The nicotine product was marketed as a safer option to cigarettes. But e-cig companies are attracting more than tobacco users looking to quit their habit.

“They’re doing a lot of what early tobacco companies did, which is glamorize the use of the product,” Duber-Smith said. “Even though it might be intended for adults, sort of like Joe Camel the cartoon character, it still might resonate with children and teenagers.”

“If you look at the coloring and the fonts and the whole positioning of the campaign it was clearly targeted direct to young adults,” Stanton Glantz said.

Glantz is a tobacco researcher at UCSF Center for Tobacco Control Research and Education. He’s been studying the industry since 1978.

“They’re promoting their products as fun, as a way to affiliate with your friends,” he said.

The FDA noticed and intervened.

“I think the regulatory environment is now playing catch up and they are starting to look at this category as they’ve looked at the tobacco category,” Duber-Smith said. “And they are starting to see the youth addiction and that sort of thing.”

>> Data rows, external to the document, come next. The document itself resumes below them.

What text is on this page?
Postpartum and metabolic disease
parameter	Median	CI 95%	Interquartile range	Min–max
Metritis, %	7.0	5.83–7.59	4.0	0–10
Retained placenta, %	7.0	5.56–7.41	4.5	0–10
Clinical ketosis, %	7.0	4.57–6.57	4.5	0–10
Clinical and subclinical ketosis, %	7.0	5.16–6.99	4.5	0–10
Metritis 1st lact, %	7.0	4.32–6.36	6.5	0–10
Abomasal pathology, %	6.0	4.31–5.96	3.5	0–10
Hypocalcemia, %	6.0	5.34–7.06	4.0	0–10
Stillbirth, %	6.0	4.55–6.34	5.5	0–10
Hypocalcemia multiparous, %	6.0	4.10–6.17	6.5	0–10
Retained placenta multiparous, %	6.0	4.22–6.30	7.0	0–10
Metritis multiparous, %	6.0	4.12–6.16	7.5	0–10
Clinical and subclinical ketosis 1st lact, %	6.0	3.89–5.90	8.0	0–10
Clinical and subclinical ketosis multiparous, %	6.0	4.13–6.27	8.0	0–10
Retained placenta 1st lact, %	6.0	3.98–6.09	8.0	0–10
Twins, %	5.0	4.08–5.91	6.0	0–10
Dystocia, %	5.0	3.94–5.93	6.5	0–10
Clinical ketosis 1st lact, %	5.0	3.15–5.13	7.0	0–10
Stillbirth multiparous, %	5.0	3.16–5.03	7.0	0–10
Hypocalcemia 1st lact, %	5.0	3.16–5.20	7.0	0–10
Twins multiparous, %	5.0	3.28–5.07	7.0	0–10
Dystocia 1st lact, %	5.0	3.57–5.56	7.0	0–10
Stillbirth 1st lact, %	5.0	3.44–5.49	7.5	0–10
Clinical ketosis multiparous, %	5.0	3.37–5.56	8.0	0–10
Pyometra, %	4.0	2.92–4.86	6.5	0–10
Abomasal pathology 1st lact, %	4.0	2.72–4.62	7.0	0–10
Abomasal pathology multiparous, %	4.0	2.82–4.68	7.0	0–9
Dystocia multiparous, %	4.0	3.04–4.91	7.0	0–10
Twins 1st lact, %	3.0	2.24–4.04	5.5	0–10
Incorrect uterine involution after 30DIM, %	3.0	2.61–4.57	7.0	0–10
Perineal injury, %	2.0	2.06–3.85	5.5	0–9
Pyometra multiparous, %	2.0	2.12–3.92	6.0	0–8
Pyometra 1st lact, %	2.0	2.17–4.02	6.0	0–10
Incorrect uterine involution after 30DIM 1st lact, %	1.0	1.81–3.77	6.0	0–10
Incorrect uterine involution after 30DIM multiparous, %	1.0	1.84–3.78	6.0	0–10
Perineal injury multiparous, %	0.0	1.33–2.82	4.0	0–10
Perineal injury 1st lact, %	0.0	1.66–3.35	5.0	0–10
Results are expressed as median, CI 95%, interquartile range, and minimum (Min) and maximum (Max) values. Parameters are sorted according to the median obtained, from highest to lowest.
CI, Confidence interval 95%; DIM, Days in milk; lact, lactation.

“They used all of the knowledge that the big cig companies developed in order to hook kids to design their product and their marketing campaigns,” Glantz said.

Juul responded by announcing it would pull all of its advertising.

“Brands operate in the world of public perception so Juul unfortunately is taking the brunt of this,” Duber-Smith said.

Only around 15 years passed between the time e-cigs came to America and when Juul stopped its marketing. But news of hundreds of vape-related lung illnesses and several deaths also came much more quickly than it did with cigarettes.

Just like tobacco companies, e-cig companies might soon see stricter regulations.

“A lot of it is going to come down to what the FDA does,” Glantz said.